Ардалион Петрович делал все возможное, чтобы вернуть расположение жены. Заботливый и нежный, готовый исполнить ее малейшее желание и прихоть, он, пренебрегая заседаниями и встречами, все вечера проводил с ней. Пузырев любил Евгению Михайловну, да и как было ее не любить? Уравновешенная и покорная, она почти никогда не выходила из себя. Иногда, правда, черты ее лица как бы застывали и глаза покрывались ледком, тогда ни словом, ни участием не тронешь ее. Платья она носила по его выбору, он приучил ее пользоваться дорогими духами и покрывать губы яркой помадой. «Изящная внешность хозяйки дома, — говорил он, — фирменный знак семьи». Время от времени Евгения Михайловна надевала свои прежние платья — слишком скромные и простые для взыскательного вкуса новых друзей — и в них принимала прежних знакомых. Отправляясь к ним в гости, она не красила губ и душила платья другими духами… Ее голубые, теплые глаза временами темнели и сияли внутренним светом. В такие минуты Ардалиону Петровичу казалось, что прекрасней его жены нет женщины на свете. Она была удобной и приятной подругой, ничего лучшего он себе не желал.

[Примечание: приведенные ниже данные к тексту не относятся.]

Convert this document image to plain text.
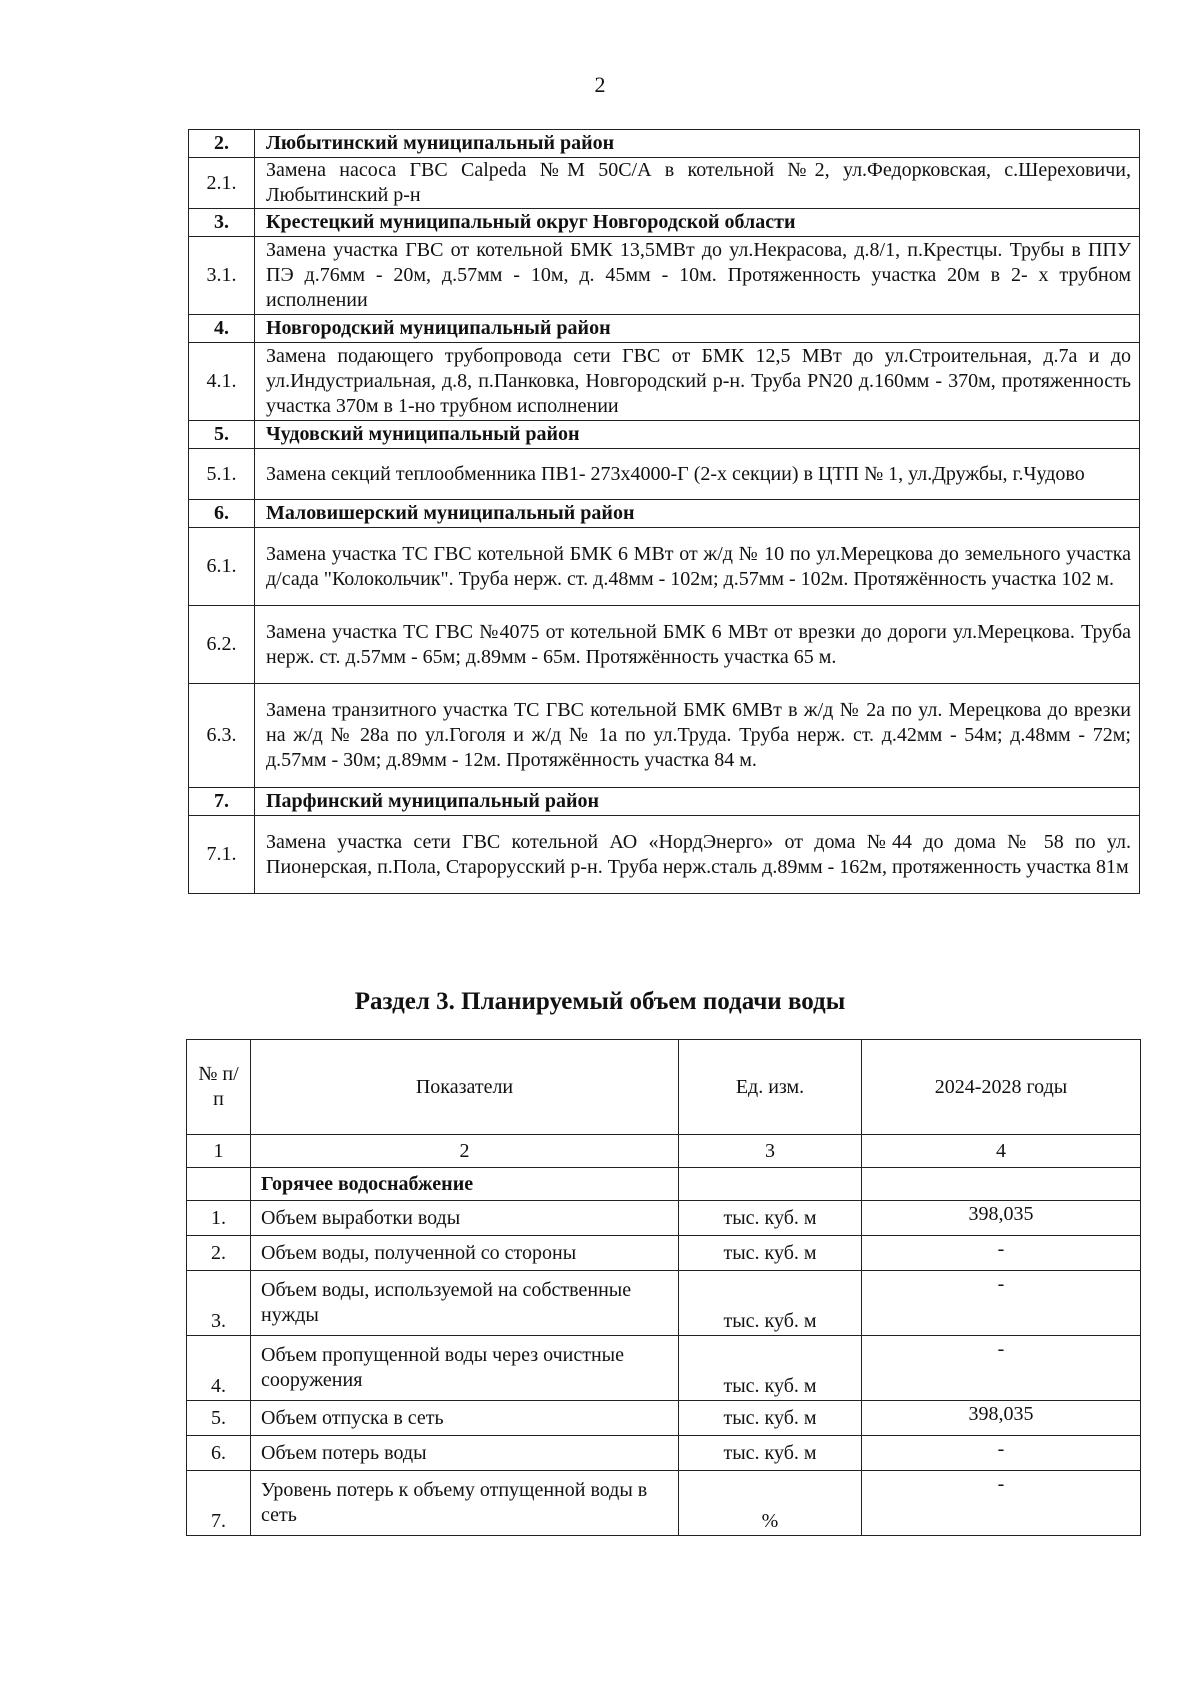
2
2.	Любытинский муниципальный район
2.1.	Замена насоса ГВС Calpeda №М 50С/А в котельной №2, ул.Федорковская, с.Шереховичи, Любытинский р-н
3.	Крестецкий муниципальный округ Новгородской области
3.1.	Замена участка ГВС от котельной БМК 13,5МВт до ул.Некрасова, д.8/1, п.Крестцы. Трубы в ППУ ПЭ д.76мм - 20м, д.57мм - 10м, д. 45мм - 10м. Протяженность участка 20м в 2- х трубном исполнении
4.	Новгородский муниципальный район
4.1.	Замена подающего трубопровода сети ГВС от БМК 12,5 МВт до ул.Строительная, д.7а и до ул.Индустриальная, д.8, п.Панковка, Новгородский р-н. Труба РN20 д.160мм - 370м, протяженность участка 370м в 1-но трубном исполнении
5.	Чудовский муниципальный район
5.1.	Замена секций теплообменника ПВ1- 273х4000-Г (2-х секции) в ЦТП № 1, ул.Дружбы, г.Чудово
6.	Маловишерский муниципальный район
6.1.	Замена участка ТС ГВС котельной БМК 6 МВт от ж/д № 10 по ул.Мерецкова до земельного участка д/сада "Колокольчик". Труба нерж. ст. д.48мм - 102м; д.57мм - 102м. Протяжённость участка 102 м.
6.2.	Замена участка ТС ГВС №4075 от котельной БМК 6 МВт от врезки до дороги ул.Мерецкова. Труба нерж. ст. д.57мм - 65м; д.89мм - 65м. Протяжённость участка 65 м.
6.3.	Замена транзитного участка ТС ГВС котельной БМК 6МВт в ж/д № 2а по ул. Мерецкова до врезки на ж/д № 28а по ул.Гоголя и ж/д № 1а по ул.Труда. Труба нерж. ст. д.42мм - 54м; д.48мм - 72м; д.57мм - 30м; д.89мм - 12м. Протяжённость участка 84 м.
7.	Парфинский муниципальный район
7.1.	Замена участка сети ГВС котельной АО «НордЭнерго» от дома №44 до дома № 58 по ул. Пионерская, п.Пола, Старорусский р-н. Труба нерж.сталь д.89мм - 162м, протяженность участка 81м
Раздел 3. Планируемый объем подачи воды
№ п/п	Показатели	Ед. изм.	2024-2028 годы
1	2	3	4
	Горячее водоснабжение		
1.	Объем выработки воды	тыс. куб. м	398,035
2.	Объем воды, полученной со стороны	тыс. куб. м	-
3.	Объем воды, используемой на собственные нужды	тыс. куб. м	-
4.	Объем пропущенной воды через очистные сооружения	тыс. куб. м	-
5.	Объем отпуска в сеть	тыс. куб. м	398,035
6.	Объем потерь воды	тыс. куб. м	-
7.	Уровень потерь к объему отпущенной воды в сеть	%	-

С того несчастного вечера, когда Евгения Михайловна так сурово отчитала его и внезапно закончила угрозой, она стала ему еще дороже и милей. Как ни горько прозвучали ее упреки, Ардалион Петрович и в них нашел утешение. Ему начинало казаться, что жизнь его стала бы намного легче, если бы чаще звучало ее осуждение, пусть строгий, но справедливый суд. Как после исповеди, в тот вечер и на следующий день душа его как бы просветлела. В надежде, что упреки и сочувствие жены примирят его с ней, он все чаще раскрывал ей свои заветные чувства, признавался в том, о чем до сих пор не посмел бы обмолвиться.
— Хороша пора молодости, — вдруг мечтательно скажет он, — живешь так, как бог тебя надоумил. Никому ты не нужен, и тебе нет дела до других. И любишь и дружишь с кем душеньке твоей угодно. Никто не подскажет: вон тому поклонись, а на этого плюнь или смажь его по физиономии.
Одержимый жаждой сочувствия и сострадания, он щедро изливал ей свою печаль. Евгения Михайловна с видимым безразличием слушала его. Прежде чем ответить, она призадумается и долго будет разглядывать свой свежий маникюр, как бы любуясь своим отражением на блестящей поверхности ногтей.
— Хотела бы я видеть, — со скучающим видом заметит она, — кто заставит меня любить или ненавидеть по заказу. Разве это зависит от других? Или я чего–то не поняла?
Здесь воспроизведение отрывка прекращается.